El estado de salud de Miguel “Negro” Piñera sigue siendo motivo de preocupación. En la tarde del martes, un sacerdote se presentó en la Clínica Alemana de Temuco para administrarle la extrema unción. El hermano del expresidente Sebastián Piñera fue ingresado el lunes en la Unidad de Cuidados Intensivos (UCI) del Hospital de Villarrica tras haber sufrido dos paros cardiorrespiratorios y dos trombosis.
Dada la gravedad de su condición, los médicos decidieron trasladarlo a la Clínica Alemana de Temuco, donde permanece bajo observación especializada. Durante la jornada del miércoles, la Clínica Alemana de Temuco emitió un informe actualizado sobre la situación del músico. En el comunicado se indicó que “el paciente se mantiene en estado crítico, estable dentro de su gravedad, bajo sedación y conectado a ventilación mecánica“.
Además, se comunicó que “continúa recibiendo medidas de soporte avanzado para el manejo del shock séptico que presenta, con monitoreo permanente por parte de nuestro equipo multidisciplinario de salud“.
La extrema unción, también conocida como unción de los enfermos, es un sacramento asociado a la Iglesia Católica que se administra a personas en estado grave, proporcionando consuelo espiritual y fortaleza en momentos críticos. Según la Iglesia de Concepción, “se trata de un sacramento que tiene por fin conferir una gracia especial al cristiano que experimenta las dificultades inherentes al estado de enfermedad y vejez“.
Asimismo, se explica que “tal como deseaba el Concilio Vaticano II (cfr.

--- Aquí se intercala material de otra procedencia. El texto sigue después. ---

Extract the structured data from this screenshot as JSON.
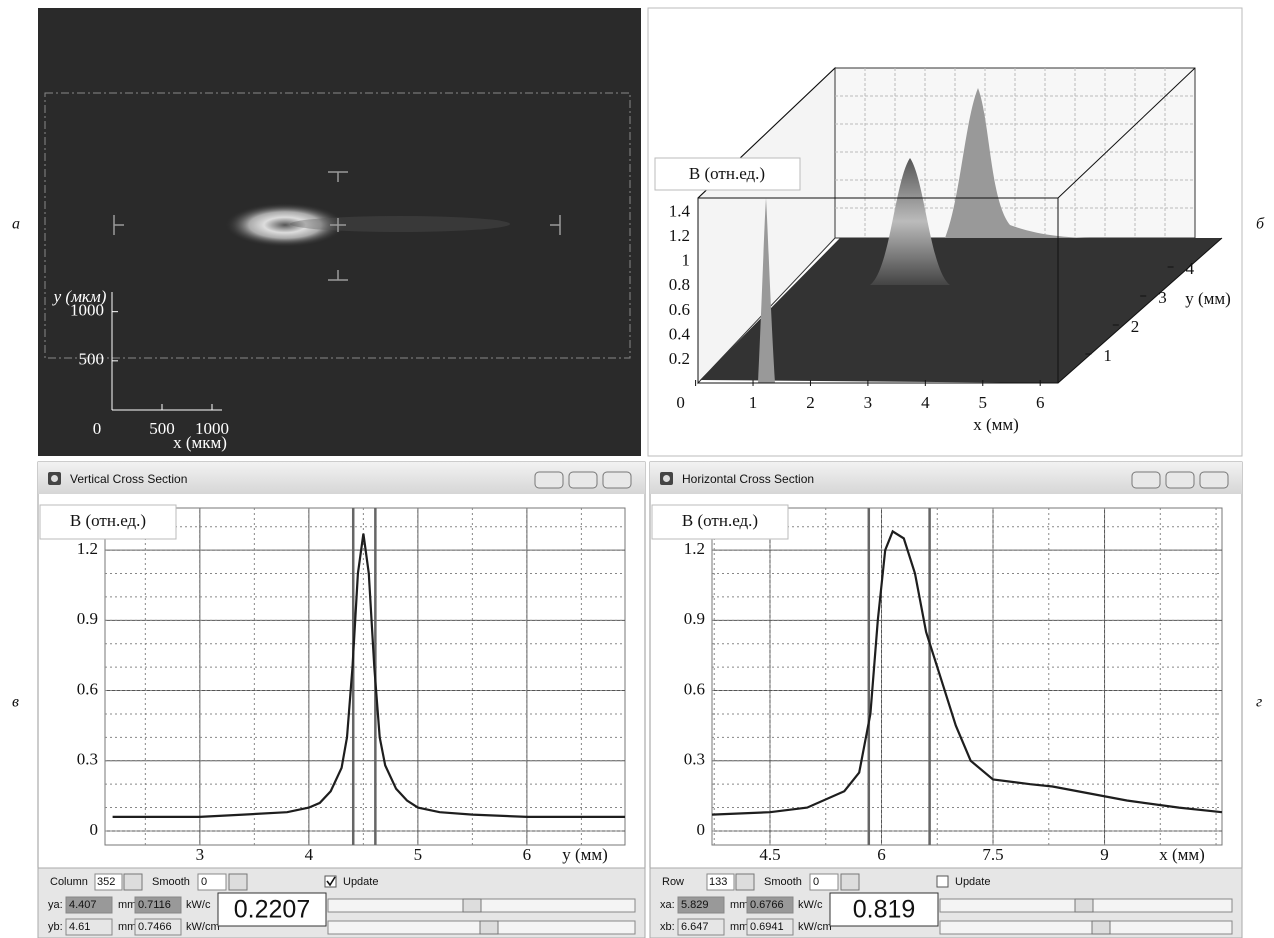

Sacrosanctum concilium, n. 73), en lugar del nombre de Extremaunción se usa ahora el de unción de los enfermos, intentando hacer patente que no es solo un sacramento para quienes se encuentran en el último momento de su vida, sino para aquellos cristianos que empiezan a estar en peligro de muerte, por enfermedad o vejez“.
Se denomina ‘unción’ porque al sujeto se le unge con óleo sagrado mientras se pronuncian las palabras prescritas en los libros litúrgicos. En su sitio web, el clero señala que “el óleo es la materia remota, que es el aceite de oliva, bendecida por el obispo en la Misa Crismal del Jueves Santo. En caso necesario, es materia apta cualquier otro aceite vegetal, sobre todo porque en algunas regiones falta o es difícil de conseguir el aceite de oliva“.
Aunque el obispo es quien habitualmente bendice el óleo que se utiliza en la unción, también pueden hacerlo aquellos que jurídicamente se equiparan a él, o en caso de necesidad, cualquier presbítero, pero dentro de la celebración del Sacramento.
La Arquidiócesis de la Santísima Concepción indica que “están previstas por las normas litúrgicas unciones en la frente y en las manos, y, por tanto, estas unciones son las exigidas para la licitud. En caso de necesidad, para la validez basta una sola unción en la frente o en otra parte del cuerpo“.
Finalmente, se informa que “como en todos los sacramentos, la unción de los enfermos se celebra de forma litúrgica y comunitaria (cf SC 27), que tiene lugar en familia, en el hospital o en la iglesia, para un solo enfermo o para un grupo de enfermos“. Si las circunstancias lo permiten, la celebración del sacramento puede ir precedida del sacramento de la Penitencia y seguida del sacramento de la Eucaristía.